Attila İlhan ve İsmet Özel hayranı olan babam bu konuda bana hep yol gösterdi. Kendisi bu şairleri okuduktan sonra yazmayı bırakmıştı fakat ben aksine daha da heyecanlı daha da hevesli hissettim.

Belki babam olsa bu yarışmaya bir kompozisyon yazmazdı, bunları yazıyor olmak bile bana büyük bir bakış açısı kattı.

Annemle yaşadıklarım, babamın edebiyata ilgisi ve hatrı sayılır kadar öğretmen tavsiyesi kitaplarımın yanı sıra elbette lise öğrenimim bana yeni tecrübelere de kapı açtı.

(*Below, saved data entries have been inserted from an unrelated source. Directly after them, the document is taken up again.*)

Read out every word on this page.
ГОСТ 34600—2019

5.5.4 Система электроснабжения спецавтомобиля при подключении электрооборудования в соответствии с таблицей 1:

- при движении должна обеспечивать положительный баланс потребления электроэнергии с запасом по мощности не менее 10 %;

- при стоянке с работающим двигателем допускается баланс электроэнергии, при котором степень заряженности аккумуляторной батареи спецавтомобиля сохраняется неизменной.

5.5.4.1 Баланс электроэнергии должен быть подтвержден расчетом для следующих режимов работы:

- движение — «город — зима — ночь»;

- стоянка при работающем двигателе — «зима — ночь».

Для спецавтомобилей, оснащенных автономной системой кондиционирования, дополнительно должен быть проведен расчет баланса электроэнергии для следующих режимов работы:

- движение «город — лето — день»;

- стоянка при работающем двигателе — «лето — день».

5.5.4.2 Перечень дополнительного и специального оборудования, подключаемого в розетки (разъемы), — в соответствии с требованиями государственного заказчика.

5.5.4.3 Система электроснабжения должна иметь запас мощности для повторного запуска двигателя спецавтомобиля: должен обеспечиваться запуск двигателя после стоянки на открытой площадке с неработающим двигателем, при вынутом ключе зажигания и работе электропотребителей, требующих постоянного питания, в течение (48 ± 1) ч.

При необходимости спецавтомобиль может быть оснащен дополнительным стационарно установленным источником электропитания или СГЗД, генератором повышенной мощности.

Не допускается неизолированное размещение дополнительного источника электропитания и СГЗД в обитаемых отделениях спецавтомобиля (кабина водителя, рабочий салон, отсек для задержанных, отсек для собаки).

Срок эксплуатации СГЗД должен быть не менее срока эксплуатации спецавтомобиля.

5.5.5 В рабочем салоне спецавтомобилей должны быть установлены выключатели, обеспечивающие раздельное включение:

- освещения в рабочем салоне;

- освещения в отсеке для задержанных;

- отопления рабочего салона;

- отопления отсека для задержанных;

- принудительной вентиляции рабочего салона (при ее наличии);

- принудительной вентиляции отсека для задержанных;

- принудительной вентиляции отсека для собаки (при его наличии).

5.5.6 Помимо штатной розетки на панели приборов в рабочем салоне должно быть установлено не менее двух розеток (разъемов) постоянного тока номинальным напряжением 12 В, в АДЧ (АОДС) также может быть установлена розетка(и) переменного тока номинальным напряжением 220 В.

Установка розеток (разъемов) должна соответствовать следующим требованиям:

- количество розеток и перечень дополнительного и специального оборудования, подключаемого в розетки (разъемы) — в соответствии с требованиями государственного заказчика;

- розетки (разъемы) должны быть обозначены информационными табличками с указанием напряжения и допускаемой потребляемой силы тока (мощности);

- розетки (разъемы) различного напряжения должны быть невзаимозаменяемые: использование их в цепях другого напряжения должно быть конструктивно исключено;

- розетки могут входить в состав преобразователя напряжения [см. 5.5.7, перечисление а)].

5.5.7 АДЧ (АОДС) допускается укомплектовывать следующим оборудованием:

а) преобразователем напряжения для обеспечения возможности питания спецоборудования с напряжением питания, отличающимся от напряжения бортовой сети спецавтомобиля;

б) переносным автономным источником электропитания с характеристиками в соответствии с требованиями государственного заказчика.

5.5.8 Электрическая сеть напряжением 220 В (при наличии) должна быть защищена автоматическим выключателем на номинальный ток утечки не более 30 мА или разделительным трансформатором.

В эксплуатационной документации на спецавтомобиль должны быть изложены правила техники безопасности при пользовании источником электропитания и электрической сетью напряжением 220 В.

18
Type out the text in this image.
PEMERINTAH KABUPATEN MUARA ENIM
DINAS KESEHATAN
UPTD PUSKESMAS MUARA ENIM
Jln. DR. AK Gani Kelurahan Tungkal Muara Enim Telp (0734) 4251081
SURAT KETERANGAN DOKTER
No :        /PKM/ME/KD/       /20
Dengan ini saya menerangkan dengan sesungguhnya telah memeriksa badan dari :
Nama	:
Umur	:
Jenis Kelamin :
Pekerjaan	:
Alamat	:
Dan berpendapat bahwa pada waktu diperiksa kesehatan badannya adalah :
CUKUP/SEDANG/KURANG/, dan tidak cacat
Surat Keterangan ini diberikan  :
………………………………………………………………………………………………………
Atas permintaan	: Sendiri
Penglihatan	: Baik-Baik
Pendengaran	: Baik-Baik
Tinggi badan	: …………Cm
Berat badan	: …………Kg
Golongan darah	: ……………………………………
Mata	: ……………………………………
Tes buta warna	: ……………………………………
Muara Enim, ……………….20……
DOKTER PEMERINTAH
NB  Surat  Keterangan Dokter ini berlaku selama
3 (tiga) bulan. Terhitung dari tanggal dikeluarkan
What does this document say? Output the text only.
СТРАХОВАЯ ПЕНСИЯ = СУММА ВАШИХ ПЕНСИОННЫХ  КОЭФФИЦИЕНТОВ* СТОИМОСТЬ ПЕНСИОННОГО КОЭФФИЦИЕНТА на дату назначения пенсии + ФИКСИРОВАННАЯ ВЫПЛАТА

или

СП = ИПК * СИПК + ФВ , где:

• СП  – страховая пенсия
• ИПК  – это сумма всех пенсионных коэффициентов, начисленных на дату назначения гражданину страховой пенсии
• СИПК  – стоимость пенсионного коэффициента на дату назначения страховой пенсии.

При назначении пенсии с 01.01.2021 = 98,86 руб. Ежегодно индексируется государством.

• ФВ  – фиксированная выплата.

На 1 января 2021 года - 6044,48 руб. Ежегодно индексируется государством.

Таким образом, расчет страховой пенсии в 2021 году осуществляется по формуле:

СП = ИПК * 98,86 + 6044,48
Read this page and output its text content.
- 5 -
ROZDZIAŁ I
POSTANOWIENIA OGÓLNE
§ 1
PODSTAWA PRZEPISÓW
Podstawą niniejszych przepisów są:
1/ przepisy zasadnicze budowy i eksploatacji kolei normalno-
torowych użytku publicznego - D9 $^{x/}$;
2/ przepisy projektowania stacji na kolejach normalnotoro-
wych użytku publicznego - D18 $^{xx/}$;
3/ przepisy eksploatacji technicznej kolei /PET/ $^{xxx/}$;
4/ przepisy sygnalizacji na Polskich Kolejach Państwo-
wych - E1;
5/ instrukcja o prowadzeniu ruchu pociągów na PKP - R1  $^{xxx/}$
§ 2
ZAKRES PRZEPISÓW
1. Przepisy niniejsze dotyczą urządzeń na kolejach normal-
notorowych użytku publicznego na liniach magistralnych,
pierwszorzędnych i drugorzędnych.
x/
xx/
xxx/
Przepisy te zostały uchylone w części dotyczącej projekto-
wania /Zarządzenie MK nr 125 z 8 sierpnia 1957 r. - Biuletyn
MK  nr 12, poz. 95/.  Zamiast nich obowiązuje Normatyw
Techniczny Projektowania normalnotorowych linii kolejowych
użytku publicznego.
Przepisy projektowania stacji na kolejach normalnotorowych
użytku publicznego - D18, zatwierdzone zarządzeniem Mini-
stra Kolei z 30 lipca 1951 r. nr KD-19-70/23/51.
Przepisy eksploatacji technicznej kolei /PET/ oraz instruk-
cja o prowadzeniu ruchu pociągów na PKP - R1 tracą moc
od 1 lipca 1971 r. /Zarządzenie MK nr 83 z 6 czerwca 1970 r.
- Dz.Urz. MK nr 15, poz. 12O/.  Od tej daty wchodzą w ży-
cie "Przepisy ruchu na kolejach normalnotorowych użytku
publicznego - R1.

Âşık olmak, Kızılay’da kendim ve arkadaşlarımla vakit geçirebilecek kadar büyümek, Tunalı’da kuğu izlemek, güvercin yemi alabileceğim yerler keşfetmek ve üniversite sınavına hazırlanmak… Tüm bunlar belki bir bakanlığın herkese sunduğu hazır paket müfredatlardan değil. Fakat inanın tüm bunlar bir cümlede lise kelimesi geçince, öğrenim diyince benim aklıma gelen tek örnekler. 


Soru başka olsaydı, ortaokul öğrenimim böyle değildi mesela. Ortaokulda çoğunu hatırlamadığım derslere can sıkıntısından zaman ayırıyordum. İlkokulda çok tembeldim ve türkçe derslerim yüzünden babamla aram bozuktu. 

Fakat lise, lise öğrenimim benim için çok keyifli ve dolu dolu geçti. 


Hayatımın geri kalanını,

Sabah kalkmak kadar sevdiğim yazmakla,

Birkaç kötü şiir karaladığım kız arkadaşlarımı hatırlamak,

Ve babam daha genç, sarışın ve yeteri kadar sinirliyken kavga edebildiğimi anımsamakla,

Geçireceğimi, geçirebileceğimi fark etmek beni çok mutlu ediyor.

Bunlar beni fil dişinden kulelere erdirmese de inanıyorum ki istesem de inşaa edemeyeceğim duygular verecek.


Tüm bunlara ek olarak yarışmanın konusunu lise öğrenimi bağlamından çıkarttığımı düşünmediğimi de söylemek isterim. Sanki 8 yıldır fiil çekimleri görmesem, biraz matematikten zorlanmasam ve edebiyat dersinde bayıla bayıla uyumamak için çaba sarfetmesem çoğu tecrübem böylesine anlam kazanmazdı gibi geliyor.

Kendimi tanıdığım, boyumun uzadığı, sıralarda uzun uzun oturmayı öğrendiğim ve tüm bunlara ek derslerimi de layıkıyla tamamlamaya çalıştığım bu dönemler lise öğreniminin ta kendisiydi.

Hayatıma vazgeçilmez neler katacak tahmin edemiyorum fakat, öğretmenlerim, komik aşklarım ve her alındığım akşam, bakışımı, nakışımı, gülüşümü değiştirdi.

Siz de bitmek üzere bu öğrenimimde güzel bir anı olarak kalacaksınız. Çok teşekkür ederim. Sağ olun, var olun. Gergin her kağıdın böyle bir vedaya ihtiyacı var.